Molte piccole comunità bypassate dalla Interstate-40 morirono per sempre. Seligman è la piccola città che persone da tutto il mondo conoscono come il luogo in cui la Route 66 ha avuto la sua rinascita storica. Molti edifici che erano stati attività chiuse per decenni sono oggi negozi e locali di nuovo aperti e fiorenti. Nuove persone si sono trasferite a Seligman e hanno aperto attività: Seligman è ora una meta della Route 66.
Da barbiere, hai avuto la possibilità di incontrare innumerevoli viaggiatori da tutto il mondo che visitano Seligman per la Route 66. Puoi condividere qualche incontro o storia memorabile che cattura lo spirito unico della strada?
La cosa più bella dello spirito della Route 66 sono le persone che incontro: sono così felici e grate che la Route 66 sia viva e in salute. Sorridono da un orecchio all’altro. Ora, ognuno ha una storia della Route 66 da raccontare. Gli eventi più memorabili sono la gioia che la Route 66 e la sua gente portano ai viaggiatori da tutto il mondo. Lo spirito della Route 66 si è evoluto, e gli incontri e le storie sono infiniti e senza tempo.
Quali sfide hai dovuto affrontare per raccogliere sostegno nella preservazione della Route 66, e cosa pensi abbia reso, alla fine, il movimento di salvaguardia un successo?
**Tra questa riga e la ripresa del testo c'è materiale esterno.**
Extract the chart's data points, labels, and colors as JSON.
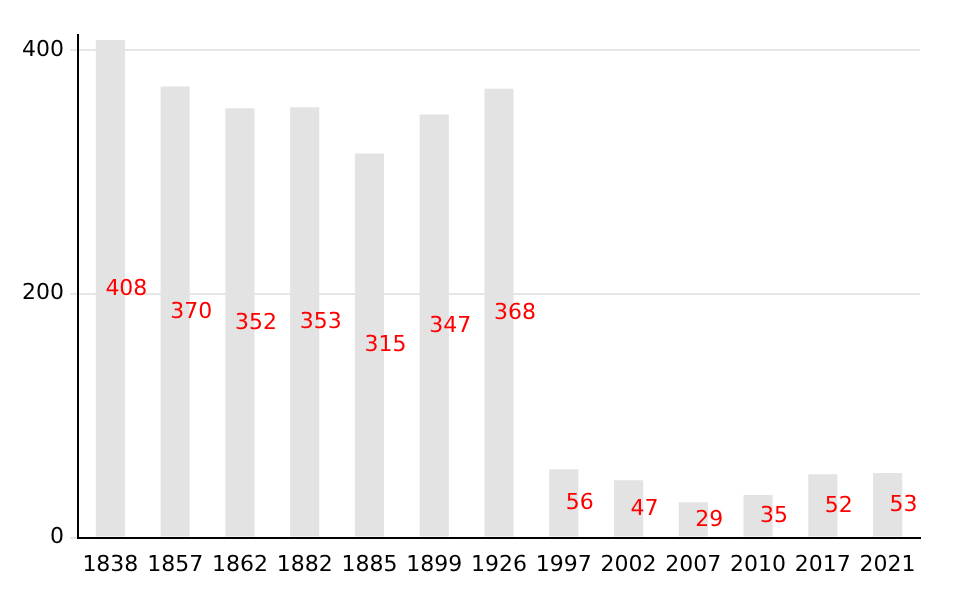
{
  "chart_data": {
    "type": "bar",
    "categories": [
      "1838",
      "1857",
      "1862",
      "1882",
      "1885",
      "1899",
      "1926",
      "1997",
      "2002",
      "2007",
      "2010",
      "2017",
      "2021"
    ],
    "values": [
      408,
      370,
      352,
      353,
      315,
      347,
      368,
      56,
      47,
      29,
      35,
      52,
      53
    ],
    "color": "#e3e3e3",
    "ylim": [
      0,
      412
    ],
    "yticks": [
      0,
      200,
      400
    ],
    "grid": "y",
    "data_labels": true
  }
}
La sfida più grande che affrontai nel raccogliere sostegno per la preservazione della Route 66 fu che nessuno credeva in me o nella mia idea di ridare a Seligman una rinascita economica attraverso la Route 66. Avevo il sostegno di mia moglie Vilma e della mia famiglia, ma non, inizialmente, della mia comunità. Per anni ho chiesto alle persone: “Cosa pensi della mia idea?”, e la maggior parte mi rispose che non avrebbe funzionato. Alla fine smisi di chiedere “cosa pensi” e mi chiesi “cosa penso io?”. Fu allora che convocai quella riunione, il 18 febbraio 1987, qui a Seligman. Vi parteciparono 15 persone: lì formammo l’Historic Route 66 Association of Arizona. Fu lì che imparai così tanto sulle persone e su me stesso. Se credi in te stesso, non dipendere dai tuoi vicini: fallo e basta!
A quella riunione incontrai persone affini, la maggior parte di noi proveniva dalla generazione della Grande Depressione, non conoscevamo la parola “no”, e ci siamo uniti così bene che non ci siamo arresi finché la Route 66 non è stata designata come storica qui in Arizona.
Grazie Corrado per il tuo impegno nel continuare a mantenere viva la Route 66 e per avermi incluso nella tua storia sulla Route 66.